По прошествии должного времени Лина, так и не определившая своего мнения по отношению к чему бы то ни было, исключая тот факт, что она принадлежит к потерянному поколению, проанализировала сложившуюся ситуацию и увидела, что она — подобно его фразам и предложениям — уже не принадлежит ему и что их жизнь превратилась в то, что он теперь стал говорить о своих книгах, — в имитацию. Они продолжали жить вместе, теперь уже в старом доме из красно-коричневого песчаника в Нижнем Манхэттене, сданном им надолго и бесплатно неким гомосексуалистом, наследником огромных денег, вложенных в сталелитейную промышленность, который считал, что Клемент — это второй Джон Ките. Но теперь Клемент частенько спал на третьем этаже, а Лина — на первом. Этот, можно сказать, полученный в подарок дом был всего лишь самым крупным из всех подарков, которыми их осыпали: то пальто из верблюжьей шерсти, полученное от приятеля-врача, который обнаружил, что ему нужен больший размер; то ежегодное бесплатное пользование коттеджем на Кейп-Код [7] Залив и остров у Восточного побережья США, к югу от Бостона, курортное место.
, отданным им семейной парой, которая каждое лето уезжала в Европу, а вместе с ним старый, но в отличном состоянии «бьюик». Судьба тоже была к ним весьма благосклонна.

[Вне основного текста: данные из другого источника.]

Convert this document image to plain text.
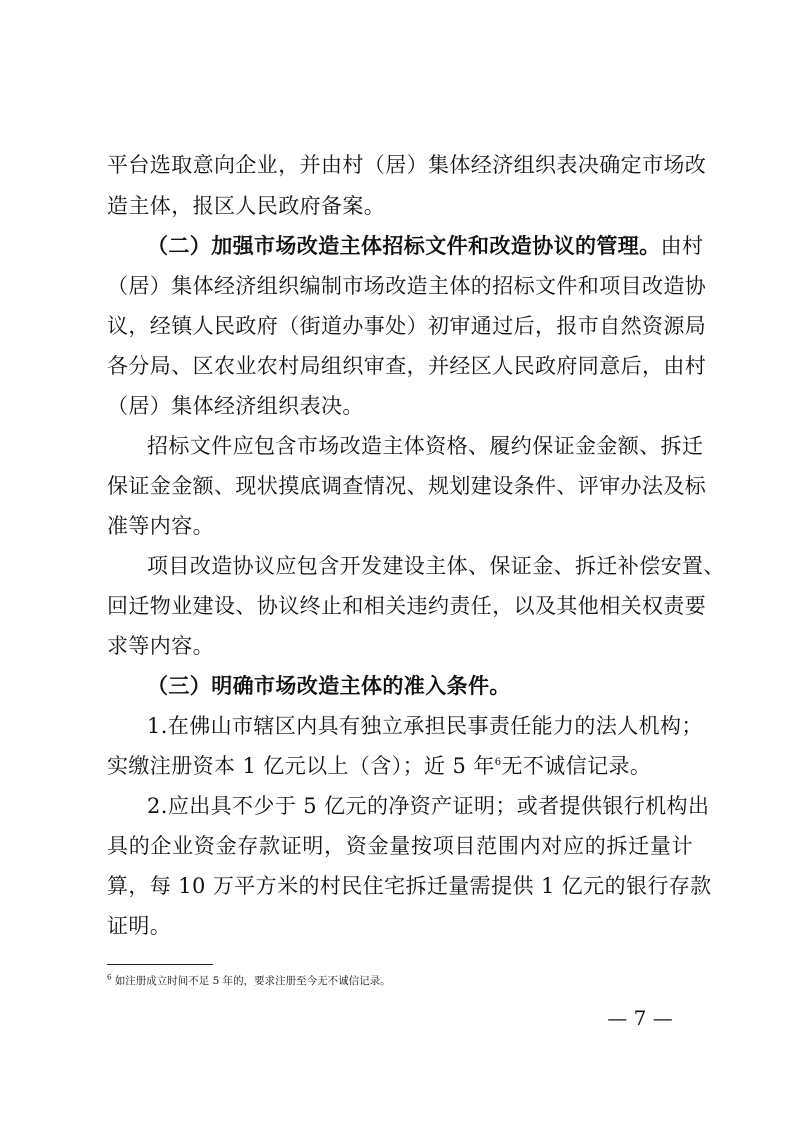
平台选取意向企业，并由村（居）集体经济组织表决确定市场改
造主体，报区人民政府备案。
（二）加强市场改造主体招标文件和改造协议的管理。由村
（居）集体经济组织编制市场改造主体的招标文件和项目改造协
议，经镇人民政府（街道办事处）初审通过后，报市自然资源局
各分局、区农业农村局组织审查，并经区人民政府同意后，由村
（居）集体经济组织表决。
招标文件应包含市场改造主体资格、履约保证金金额、拆迁
保证金金额、现状摸底调查情况、规划建设条件、评审办法及标
准等内容。
项目改造协议应包含开发建设主体、保证金、拆迁补偿安置、
回迁物业建设、协议终止和相关违约责任，以及其他相关权责要
求等内容。
（三）明确市场改造主体的准入条件。
1.在佛山市辖区内具有独立承担民事责任能力的法人机构；
实缴注册资本 1 亿元以上（含）；近 5 年$^6$无不诚信记录。
2.应出具不少于 5 亿元的净资产证明；或者提供银行机构出
具的企业资金存款证明，资金量按项目范围内对应的拆迁量计
算，每 10 万平方米的村民住宅拆迁量需提供 1 亿元的银行存款
证明。
$^6$ 如注册成立时间不足 5 年的，要求注册至今无不诚信记录。
— 7 —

Однажды, возвращаясь домой по темной улице, Клемент споткнулся о что-то металлическое, и оно оказалось банкой анчоусов. Принеся ее домой, он обнаружил, что для ее открывания нужен специальный ключ, и спрятал банку в шкаф. А более чем через месяц, уже на другой улице, он снова поддел ногой что-то металлическое — ключ к этой банке. И они с Линой, оба большие любители анчоусов, тут же вскрыли пачку крекеров, сели и все это умяли.